Als der Auferstandene am ersten Tag der Woche zu den Jüngern kommt, zeigt er ihnen - so wie später auch unserem Apostel Thomas - seine Wundmale. Im Anschluss an das heutige Evangelium schreibt der Evangelist: "Noch viele andere Zeichen, die in diesem Buch nicht aufgeschrieben sind, hat Jesus vor den Augen seiner Jünger getan. Diese sind aber aufgeschrieben, damit ihr glaubt, dass Jesus der Messias ist, der Sohn Gottes, und damit ihr durch den Glauben das Leben habt in seinem Namen."
In Gesellschaft mit uns
Wenn wir vom ungläubigen Apostel Thomas sprechen, so hat dies in der Tradition zumeist einen schlechten oder gar negativen Beigeschmack. Irgendwie kommt er bei uns "nicht gut weg". Und doch müssen wir sehen, dass es viele unterschiedliche Personen im Evangelium gibt, die nicht so einfach zum Glauben kommen können. Auch für sie ist der Weg dorthin nicht einfach und bedarf der "Gabe zum Glauben" durch den Auferstandenen selbst.
Ich denke, Thomas ist im Evangelium vielleicht nur einer unter vielen, der seinen ganz persönlichen Zugang zum Glauben an die Auferstehung sucht. Aber einer, in dem wir uns wiederfinden können.
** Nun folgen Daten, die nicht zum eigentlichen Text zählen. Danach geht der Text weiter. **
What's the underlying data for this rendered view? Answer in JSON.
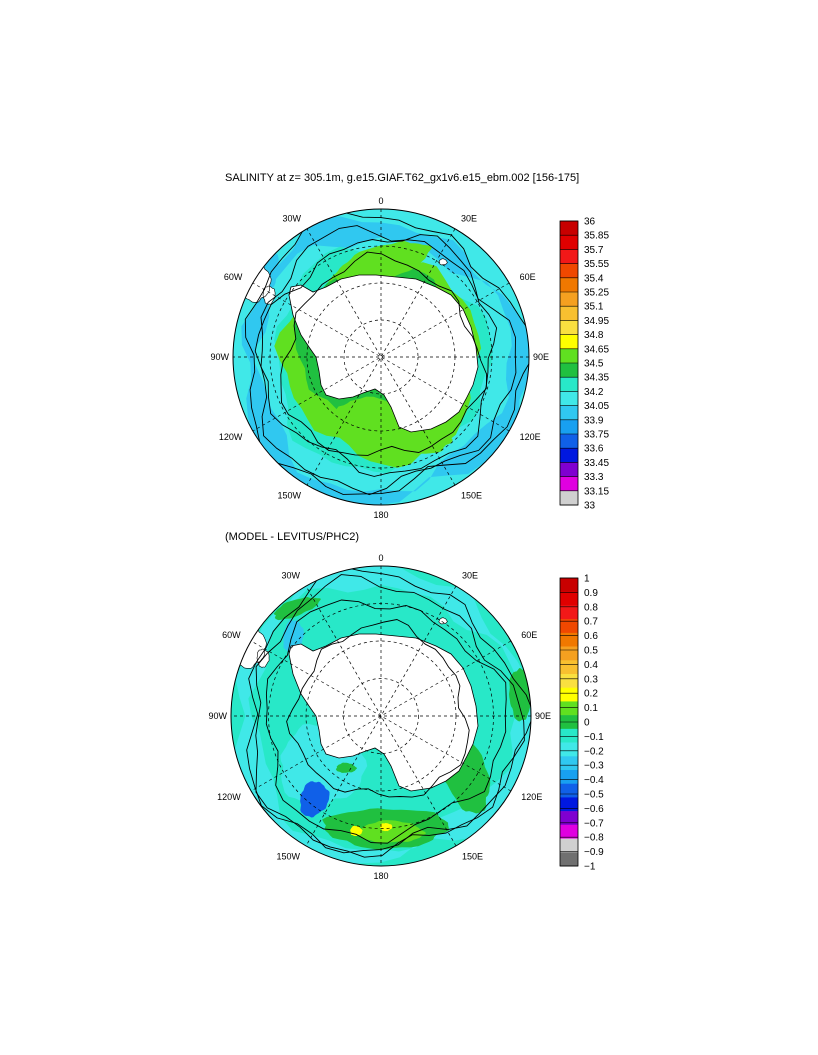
{
  "panels": [
    {
      "title": "SALINITY at z= 305.1m, g.e15.GIAF.T62_gx1v6.e15_ebm.002 [156-175]",
      "lon_labels": [
        "0",
        "30E",
        "60E",
        "90E",
        "120E",
        "150E",
        "180",
        "150W",
        "120W",
        "90W",
        "60W",
        "30W"
      ],
      "colorbar": {
        "labels": [
          "36",
          "35.85",
          "35.7",
          "35.55",
          "35.4",
          "35.25",
          "35.1",
          "34.95",
          "34.8",
          "34.65",
          "34.5",
          "34.35",
          "34.2",
          "34.05",
          "33.9",
          "33.75",
          "33.6",
          "33.45",
          "33.3",
          "33.15",
          "33"
        ],
        "colors": [
          "#c80000",
          "#e00000",
          "#f21818",
          "#f04800",
          "#f07800",
          "#f5a020",
          "#f8c030",
          "#fae040",
          "#ffff00",
          "#60e020",
          "#20c040",
          "#28e8c8",
          "#40e8e8",
          "#30c8f0",
          "#18a0f0",
          "#1060e8",
          "#0018e0",
          "#8000d0",
          "#e000e0",
          "#d0d0d0"
        ]
      }
    },
    {
      "title": "(MODEL - LEVITUS/PHC2)",
      "lon_labels": [
        "0",
        "30E",
        "60E",
        "90E",
        "120E",
        "150E",
        "180",
        "150W",
        "120W",
        "90W",
        "60W",
        "30W"
      ],
      "colorbar": {
        "labels": [
          "1",
          "0.9",
          "0.8",
          "0.7",
          "0.6",
          "0.5",
          "0.4",
          "0.3",
          "0.2",
          "0.1",
          "0",
          "−0.1",
          "−0.2",
          "−0.3",
          "−0.4",
          "−0.5",
          "−0.6",
          "−0.7",
          "−0.8",
          "−0.9",
          "−1"
        ],
        "colors": [
          "#c80000",
          "#e00000",
          "#f21818",
          "#f04800",
          "#f07800",
          "#f5a020",
          "#f8c030",
          "#fae040",
          "#ffff00",
          "#60e020",
          "#20c040",
          "#28e8c8",
          "#40e8e8",
          "#30c8f0",
          "#18a0f0",
          "#1060e8",
          "#0018e0",
          "#8000d0",
          "#e000e0",
          "#d0d0d0",
          "#707070"
        ]
      }
    }
  ]
}
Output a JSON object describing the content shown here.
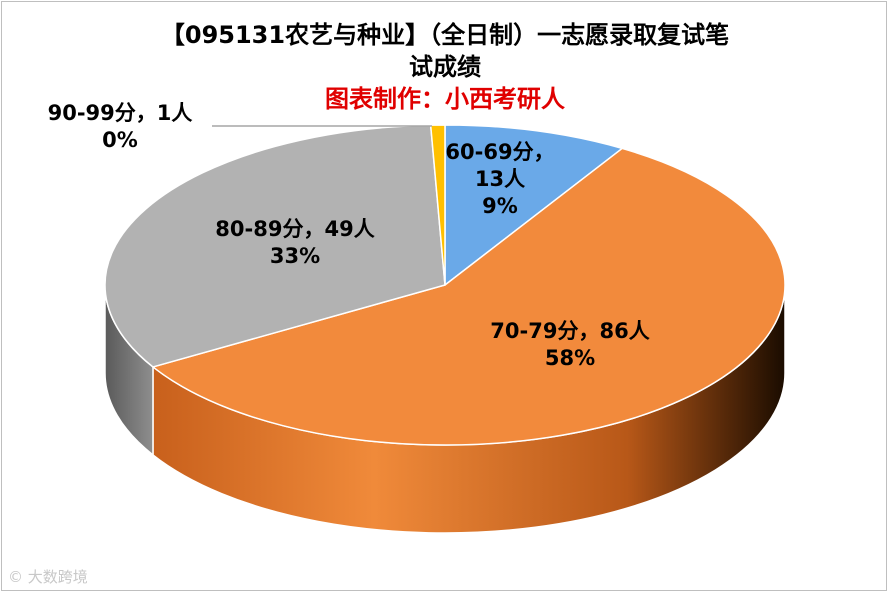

Wie oft hätten denn nicht auch wir gerne ein Zeichen, das uns für unseren Glauben Gewissheit geben könnte, es uns einfacher machen würde: in Momenten der Trauer, der Enttäuschung, des persönlichen Scheiterns... Und so sind wir doch in guter Gemeinschaft mit Thomas, denn es gibt Mut zu sehen, dass auch er in seinem Glauben wachsen musste und letztlich doch das Glaubensbekenntnis "Mein Herr und mein Gott!" sprechen durfte.